本州四国連絡高速道路会社の三輪正稔社長は24日、神戸市の本社で就任会見を開き、「インフラを担う企業としての責任を強く感じている。安全最優先の組織風土をさらなる高みに引き上げたい」と抱負を語った。
前職ではJR西日本で人事・経営管理畑を歩んだ。JR福知山線脱線事故の経験から、重点事項には「安全・安心」を挙げ、「災害対応力の強化をはじめ、耐震補強完了率の向上や、200年にわたり維持できる『200年橋梁』の実現を目指す。そのためにも長大橋の長寿命化や、DX(デジタルトランスフォーメーション)などを活用したメンテナンスの高度化・効率化を推進する」との方針を示した。
人材育成も重要課題に位置付ける。「グループビジョン2035で掲げる『つなぐ力』の源泉となるのが人材だ。人的資本の蓄積と、人材育成の仕組みづくりや基盤整備に注力していきたい」と力を込める。

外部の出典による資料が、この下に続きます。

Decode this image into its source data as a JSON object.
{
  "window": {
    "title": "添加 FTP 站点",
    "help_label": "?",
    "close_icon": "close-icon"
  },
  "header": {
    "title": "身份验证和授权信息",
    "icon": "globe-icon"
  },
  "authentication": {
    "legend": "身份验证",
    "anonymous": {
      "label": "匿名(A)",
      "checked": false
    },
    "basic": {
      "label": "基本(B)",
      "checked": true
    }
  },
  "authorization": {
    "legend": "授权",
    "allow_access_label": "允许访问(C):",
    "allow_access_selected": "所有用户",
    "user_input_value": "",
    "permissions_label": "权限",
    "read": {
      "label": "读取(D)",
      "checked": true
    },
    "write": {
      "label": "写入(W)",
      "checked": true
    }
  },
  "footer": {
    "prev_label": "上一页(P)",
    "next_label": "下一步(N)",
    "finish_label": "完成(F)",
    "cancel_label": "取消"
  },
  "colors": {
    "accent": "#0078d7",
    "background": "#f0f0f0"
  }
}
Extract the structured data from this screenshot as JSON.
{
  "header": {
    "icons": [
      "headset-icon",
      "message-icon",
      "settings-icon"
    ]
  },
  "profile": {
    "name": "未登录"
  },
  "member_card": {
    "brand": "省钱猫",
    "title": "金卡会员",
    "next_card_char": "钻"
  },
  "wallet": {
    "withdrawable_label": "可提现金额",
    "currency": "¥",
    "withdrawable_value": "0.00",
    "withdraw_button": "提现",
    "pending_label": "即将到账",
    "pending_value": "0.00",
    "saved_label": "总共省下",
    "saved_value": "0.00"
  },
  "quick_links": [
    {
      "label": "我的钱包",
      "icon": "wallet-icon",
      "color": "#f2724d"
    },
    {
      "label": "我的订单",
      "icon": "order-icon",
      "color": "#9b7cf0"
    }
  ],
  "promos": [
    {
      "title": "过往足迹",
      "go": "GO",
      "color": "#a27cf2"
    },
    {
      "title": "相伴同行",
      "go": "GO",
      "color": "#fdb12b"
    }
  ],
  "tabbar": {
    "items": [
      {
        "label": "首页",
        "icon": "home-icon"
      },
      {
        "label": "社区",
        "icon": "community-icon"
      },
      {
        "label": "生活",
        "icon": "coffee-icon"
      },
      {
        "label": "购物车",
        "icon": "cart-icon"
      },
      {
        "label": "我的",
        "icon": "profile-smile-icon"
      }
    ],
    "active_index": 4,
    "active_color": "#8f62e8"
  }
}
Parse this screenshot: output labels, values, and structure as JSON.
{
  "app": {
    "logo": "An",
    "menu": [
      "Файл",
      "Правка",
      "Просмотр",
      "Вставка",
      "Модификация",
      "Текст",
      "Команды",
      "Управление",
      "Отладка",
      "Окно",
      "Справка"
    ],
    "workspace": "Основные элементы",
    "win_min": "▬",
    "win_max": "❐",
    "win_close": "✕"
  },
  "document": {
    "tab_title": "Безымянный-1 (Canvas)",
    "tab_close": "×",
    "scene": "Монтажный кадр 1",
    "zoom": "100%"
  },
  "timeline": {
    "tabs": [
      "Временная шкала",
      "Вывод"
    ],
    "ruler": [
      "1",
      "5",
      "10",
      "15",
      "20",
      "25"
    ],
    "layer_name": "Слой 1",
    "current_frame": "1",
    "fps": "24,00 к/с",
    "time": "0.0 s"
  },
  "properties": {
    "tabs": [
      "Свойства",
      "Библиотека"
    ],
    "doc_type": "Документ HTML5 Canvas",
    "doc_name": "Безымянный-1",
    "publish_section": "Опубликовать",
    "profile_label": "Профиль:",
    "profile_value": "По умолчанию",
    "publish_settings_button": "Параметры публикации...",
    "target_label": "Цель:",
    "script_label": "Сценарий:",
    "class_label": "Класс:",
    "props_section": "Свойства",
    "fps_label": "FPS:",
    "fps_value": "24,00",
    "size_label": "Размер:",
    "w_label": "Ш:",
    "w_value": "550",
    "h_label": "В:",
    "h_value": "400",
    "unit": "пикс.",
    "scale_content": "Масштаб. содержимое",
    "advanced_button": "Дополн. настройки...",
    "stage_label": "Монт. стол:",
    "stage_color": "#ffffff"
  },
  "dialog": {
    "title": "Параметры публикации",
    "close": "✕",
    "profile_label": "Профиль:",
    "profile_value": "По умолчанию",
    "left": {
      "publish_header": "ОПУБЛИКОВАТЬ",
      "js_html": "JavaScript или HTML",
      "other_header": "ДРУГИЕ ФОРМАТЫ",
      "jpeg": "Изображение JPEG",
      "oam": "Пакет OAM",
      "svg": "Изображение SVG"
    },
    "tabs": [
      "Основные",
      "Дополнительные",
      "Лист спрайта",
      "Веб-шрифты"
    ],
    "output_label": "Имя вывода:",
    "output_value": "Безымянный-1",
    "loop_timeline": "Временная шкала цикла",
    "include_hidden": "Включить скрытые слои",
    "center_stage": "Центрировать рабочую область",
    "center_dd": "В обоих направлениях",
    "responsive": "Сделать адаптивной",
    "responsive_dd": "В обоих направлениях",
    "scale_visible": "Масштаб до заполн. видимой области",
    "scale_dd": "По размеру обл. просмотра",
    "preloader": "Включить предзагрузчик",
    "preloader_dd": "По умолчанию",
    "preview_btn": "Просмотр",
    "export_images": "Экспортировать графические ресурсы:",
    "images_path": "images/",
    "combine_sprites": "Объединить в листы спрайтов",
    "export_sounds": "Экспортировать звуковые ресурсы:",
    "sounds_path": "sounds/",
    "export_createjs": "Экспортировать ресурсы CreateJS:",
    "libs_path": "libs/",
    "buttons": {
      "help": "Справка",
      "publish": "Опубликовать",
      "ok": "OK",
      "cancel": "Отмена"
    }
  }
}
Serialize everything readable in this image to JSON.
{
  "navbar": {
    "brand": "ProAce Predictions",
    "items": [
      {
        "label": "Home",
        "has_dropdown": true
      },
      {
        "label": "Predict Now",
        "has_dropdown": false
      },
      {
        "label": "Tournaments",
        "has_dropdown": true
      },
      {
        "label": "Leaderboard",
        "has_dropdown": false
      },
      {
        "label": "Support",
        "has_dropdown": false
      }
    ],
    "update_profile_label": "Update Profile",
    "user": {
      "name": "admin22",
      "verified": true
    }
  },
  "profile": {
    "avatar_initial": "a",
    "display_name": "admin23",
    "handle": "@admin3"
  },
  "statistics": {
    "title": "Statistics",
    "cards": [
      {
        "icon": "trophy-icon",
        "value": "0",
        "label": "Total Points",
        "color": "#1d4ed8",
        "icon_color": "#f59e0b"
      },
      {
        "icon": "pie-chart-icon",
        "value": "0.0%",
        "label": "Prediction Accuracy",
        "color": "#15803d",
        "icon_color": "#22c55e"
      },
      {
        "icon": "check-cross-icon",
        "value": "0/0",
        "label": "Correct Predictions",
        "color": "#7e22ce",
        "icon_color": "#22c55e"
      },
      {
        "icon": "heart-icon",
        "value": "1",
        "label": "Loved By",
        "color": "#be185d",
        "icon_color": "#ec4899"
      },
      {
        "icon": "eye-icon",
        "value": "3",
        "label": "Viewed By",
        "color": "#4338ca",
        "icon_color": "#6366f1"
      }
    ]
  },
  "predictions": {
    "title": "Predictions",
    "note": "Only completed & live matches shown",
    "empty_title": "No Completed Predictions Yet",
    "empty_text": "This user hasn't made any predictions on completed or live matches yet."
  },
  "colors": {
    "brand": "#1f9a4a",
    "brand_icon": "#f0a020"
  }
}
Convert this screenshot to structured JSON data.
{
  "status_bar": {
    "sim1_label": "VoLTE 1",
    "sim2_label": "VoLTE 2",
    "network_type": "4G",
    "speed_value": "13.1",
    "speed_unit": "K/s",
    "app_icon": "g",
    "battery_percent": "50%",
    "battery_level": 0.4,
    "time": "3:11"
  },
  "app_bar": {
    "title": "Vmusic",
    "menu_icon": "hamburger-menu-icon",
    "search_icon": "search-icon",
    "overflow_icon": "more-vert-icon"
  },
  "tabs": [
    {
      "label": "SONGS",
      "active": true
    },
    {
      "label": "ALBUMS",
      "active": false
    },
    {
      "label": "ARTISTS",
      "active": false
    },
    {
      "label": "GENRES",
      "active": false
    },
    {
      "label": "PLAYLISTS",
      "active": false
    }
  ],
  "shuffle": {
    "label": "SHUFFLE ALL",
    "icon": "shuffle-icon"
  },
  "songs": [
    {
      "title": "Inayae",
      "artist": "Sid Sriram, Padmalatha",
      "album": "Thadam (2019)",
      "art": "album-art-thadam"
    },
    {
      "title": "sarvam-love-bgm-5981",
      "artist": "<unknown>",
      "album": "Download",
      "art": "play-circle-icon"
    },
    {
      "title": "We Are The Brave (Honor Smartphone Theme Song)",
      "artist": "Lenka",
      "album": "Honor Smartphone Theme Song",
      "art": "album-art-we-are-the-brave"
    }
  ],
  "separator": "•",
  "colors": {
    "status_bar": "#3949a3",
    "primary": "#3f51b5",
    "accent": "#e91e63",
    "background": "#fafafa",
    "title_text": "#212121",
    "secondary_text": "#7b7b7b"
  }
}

鉄道と高速道路の共通点として「つなぐ」を挙げ、「単なる輸送インフラではなく、未来に向けて地域の経済や文化、人と物の交流を支える重要な役割を担っている」との認識を示した。経営に当たっては対話を重視して、「多様な視点や価値観を尊重し、多くのパートナーとの連携を深めていきたい」と語った。